I have two doubts about the counting sort algorithm:
How is the complexity only O(n)
? There are 5 for loops in the algorithm. Should the complexity for each for loop be n? So result in n^4
complexity? I know I am wrong and counting sort is linear, but I want to know why my reasoning is wrong.
If the counting sort algorithm is linear, why is it O(n+K)
and not just O(n)
, if the K
is added it is not linear anymore right?
This is the counting sort code I am referring too:
void countSort(char *str)
{
// The output character array that will have sorted str
char output[strlen(str)];
// Create a count array to store count of inidividul characters and
// initialize count array as 0
int count[RANGE + 1], i;
memset(count, 0, sizeof(count));
// Store count of each character
for(i = 0; str[i]; ++i)
++count[str[i]];
// Change count[i] so that count[i] now contains actual position of
// this character in output array
for (i = 1; i <= RANGE; ++i)
count[i] += count[i-1];
// Build the output character array
for (i = 0; str[i]; ++i)
{
output[count[str[i]]-1] = str[i];
--count[str[i]];
}
// Copy the output array to str, so that str now
// contains sorted characters
for (i = 0; str[i]; ++i)
str[i] = output[i];
}
To answer 1:
Let there be three 'for' loops that each works in O(n)

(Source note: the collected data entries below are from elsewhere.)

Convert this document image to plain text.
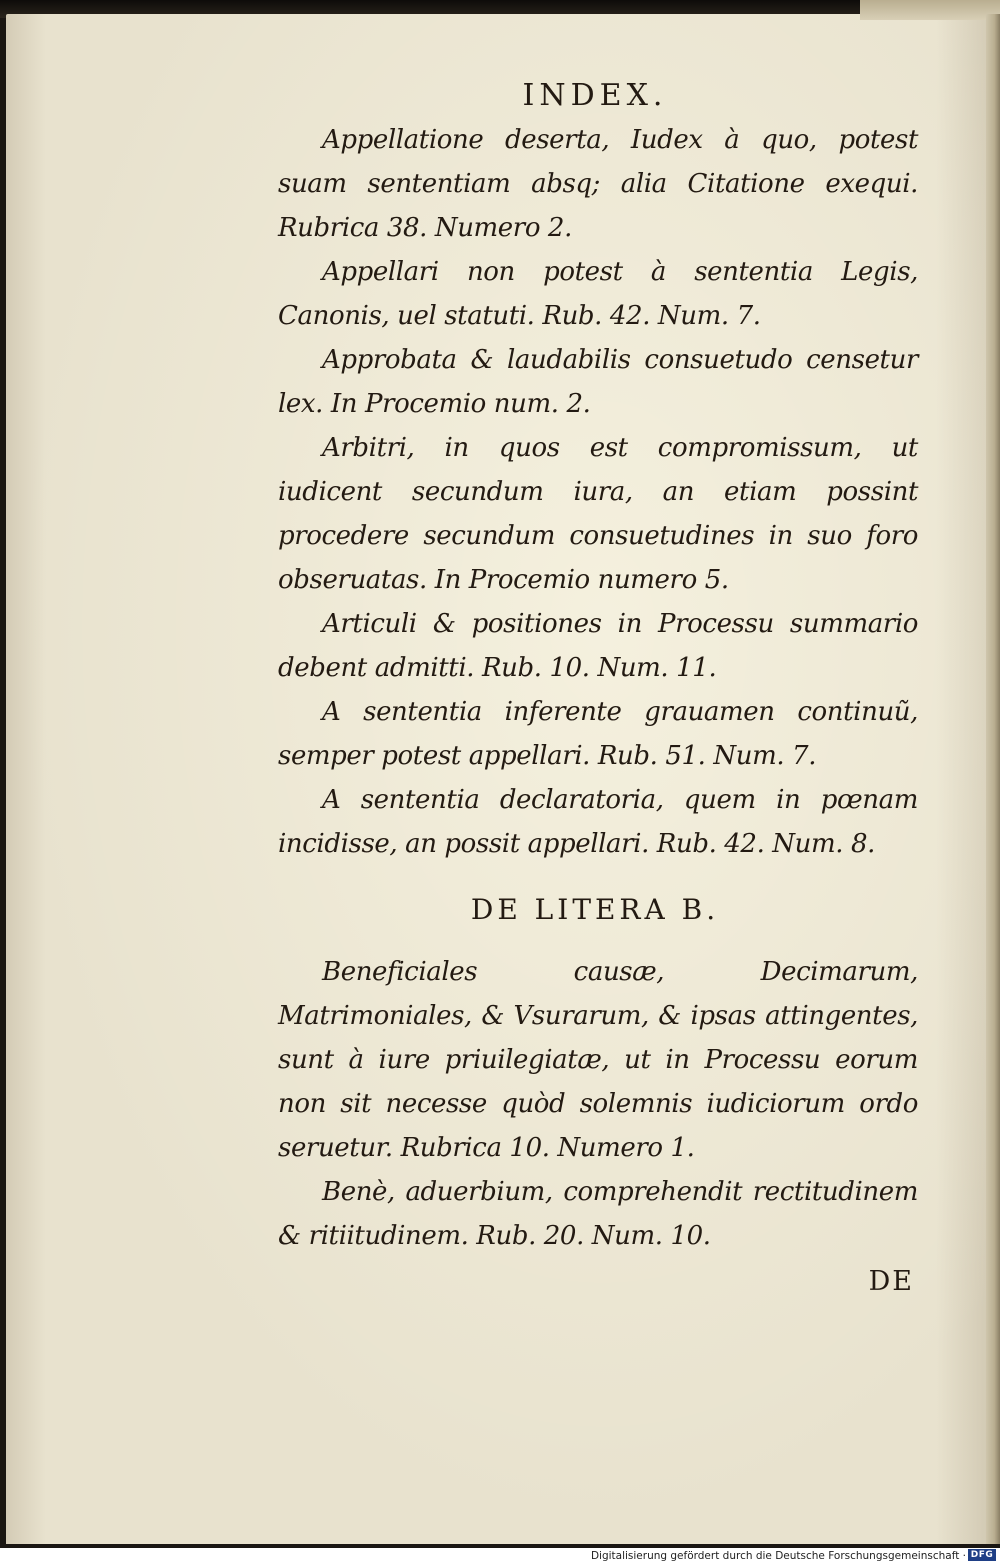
INDEX.

Appellatione deserta, Iudex à quo, potest suam sententiam absq; alia Citatione exequi. Rubrica 38. Numero 2.

Appellari non potest à sententia Legis, Canonis, uel statuti. Rub. 42. Num. 7.

Approbata & laudabilis consuetudo censetur lex. In Procemio num. 2.

Arbitri, in quos est compromissum, ut iudicent secundum iura, an etiam possint procedere secundum consuetudines in suo foro obseruatas. In Procemio numero 5.

Articuli & positiones in Processu summario debent admitti. Rub. 10. Num. 11.

A sententia inferente grauamen continuũ, semper potest appellari. Rub. 51. Num. 7.

A sententia declaratoria, quem in pœnam incidisse, an possit appellari. Rub. 42. Num. 8.

DE LITERA B.

Beneficiales causæ, Decimarum, Matrimoniales, & Vsurarum, & ipsas attingentes, sunt à iure priuilegiatæ, ut in Processu eorum non sit necesse quòd solemnis iudiciorum ordo seruetur. Rubrica 10. Numero 1.

Benè, aduerbium, comprehendit rectitudinem & ritiitudinem. Rub. 20. Num. 10.

DE
Digitalisierung gefördert durch die Deutsche Forschungsgemeinschaft · DFG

therefore the overall complexity is of:
O(n)+O(n)+O(n) = O(n+n+n) = O(3n)
in the case of 3n
, the 3
is a constant and can be ignored and thus the complexity diminishes to O(n)
To answer 2:
the algorithm depends not only on the size N
of the array, but also on the range K
of the numbers collected in it. it would require a larger counting array and thus iterations to count sort the array:
{1,10000000,3,2,0} // K=10000001
than it would:
{1,4,5,2,3} // K=6
therefore the complexity the for loops used your code are calculated this way:
for(i = 0; str[i]; ++i) // O(n)
for (i = 1; i <= RANGE; ++i) // O(k)
for (i = 0; str[i]; ++i) // O(n)
for (i = 0; str[i]; ++i) // O(n)
and the overall complexity is that of O(n)+O(n)+O(n)+O(k) = O(n+k)
and to pinpoint my answer to your question: the algorithm complexity is still viewed as linear.